Dubbed “The One,” the mansion was being developed by Crestlloyd LLC when a fight broke out with lenders, including Hankey Capital. The lenders went to court in Los Angeles claiming they weren’t being paid, according to court papers. Eventually a receiver was appointed to handle the project.

Crestlloyd “believes that the receiver has hampered efforts to complete the property, as well as to market, show, and sell the property in its current state,” the company said in bankruptcy court papers.

Ted Lanes, the court-appointed receiver, declined to comment Wednesday. 

“I’m disappointed,” Don Hankey, whose specialty is subprime auto financing, said about the bankruptcy filing. “All we want is to get our capital returned.”

Hankey, who loaned more than $82.5 million for the project, had a foreclosure sale of the property set for Wednesday.

Property developers sometimes use bankruptcy as a way to block lenders from foreclosing. Under Chapter 11 rules, lawsuits, including state foreclosure actions, are halted to give a company the chance to reorganize and clear its debts.

“The One” is worth about $325 million, but only has $176 million worth of secured loans attached to the property, Crestlloyd claimed in court papers. Even if the property sells for half its original $500 million price, there’s still plenty of value to pay all the debts, Crestlloyd said.

Lanes planned to list the home for $225 million.

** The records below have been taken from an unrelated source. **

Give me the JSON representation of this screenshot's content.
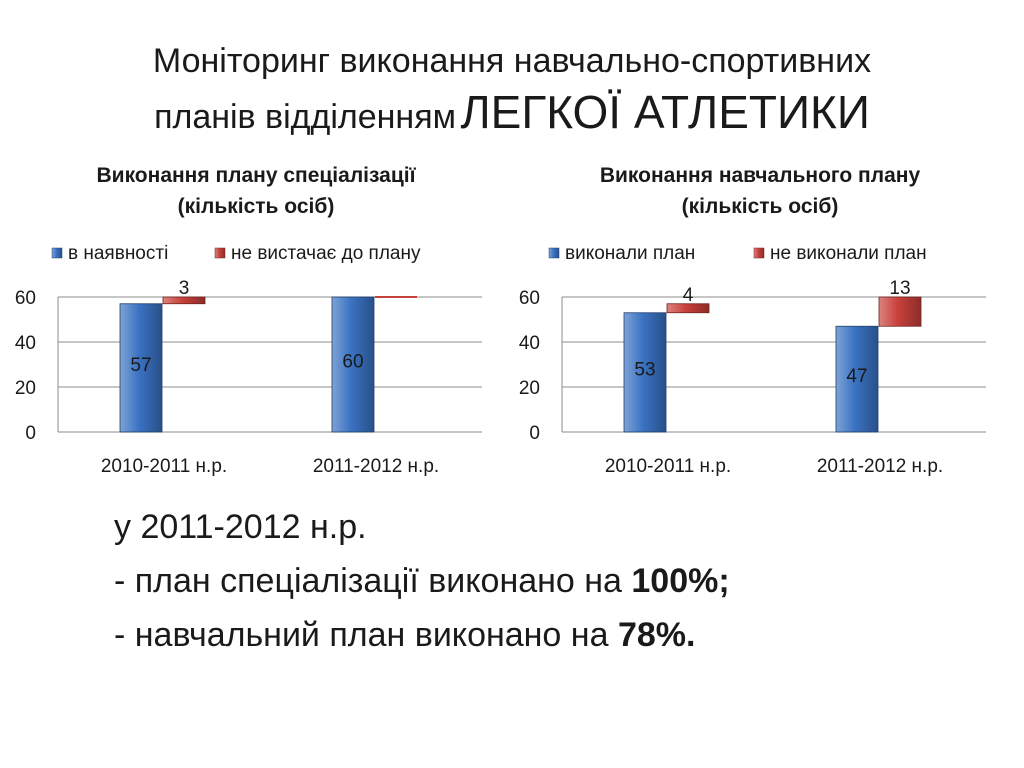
{
  "title": {
    "line1": "Моніторинг виконання навчально-спортивних",
    "line2_prefix": "планів відділенням",
    "line2_emphasis": "ЛЕГКОЇ АТЛЕТИКИ"
  },
  "chart_data": [
    {
      "type": "bar",
      "title_line1": "Виконання плану спеціалізації",
      "title_line2": "(кількість осіб)",
      "categories": [
        "2010-2011 н.р.",
        "2011-2012 н.р."
      ],
      "series": [
        {
          "name": "в наявності",
          "values": [
            57,
            60
          ],
          "color": "#3a72c2"
        },
        {
          "name": "не вистачає до плану",
          "values": [
            3,
            0
          ],
          "color": "#c8403b"
        }
      ],
      "data_labels": [
        [
          "57",
          "60"
        ],
        [
          "3",
          ""
        ]
      ],
      "ylim": [
        0,
        60
      ],
      "yticks": [
        0,
        20,
        40,
        60
      ],
      "grid": true,
      "legend": "top"
    },
    {
      "type": "bar",
      "title_line1": "Виконання навчального плану",
      "title_line2": "(кількість осіб)",
      "categories": [
        "2010-2011 н.р.",
        "2011-2012 н.р."
      ],
      "series": [
        {
          "name": "виконали план",
          "values": [
            53,
            47
          ],
          "color": "#3a72c2"
        },
        {
          "name": "не виконали план",
          "values": [
            4,
            13
          ],
          "color": "#c8403b"
        }
      ],
      "data_labels": [
        [
          "53",
          "47"
        ],
        [
          "4",
          "13"
        ]
      ],
      "ylim": [
        0,
        60
      ],
      "yticks": [
        0,
        20,
        40,
        60
      ],
      "grid": true,
      "legend": "top"
    }
  ],
  "summary": {
    "line1": "у 2011-2012 н.р.",
    "line2_text": "- план спеціалізації виконано на ",
    "line2_value": "100%;",
    "line3_text": "- навчальний план виконано  на ",
    "line3_value": "78%."
  }
}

The 105,000-square-foot (9,750-square-meter) main house - almost twice the size of the White House - features four swimming pools, a two-story waterfall, a nightclub, movie theater, four-lane bowling alley, beauty salon, spa, gym and cigar lounge. 

The case is Crestlloyd LLC, 21-bk-18205, U.S. Bankruptcy Court, Central District of California (Los Angeles).

(Updates with comment from lender in fifth paragraph, additional details in sixth.)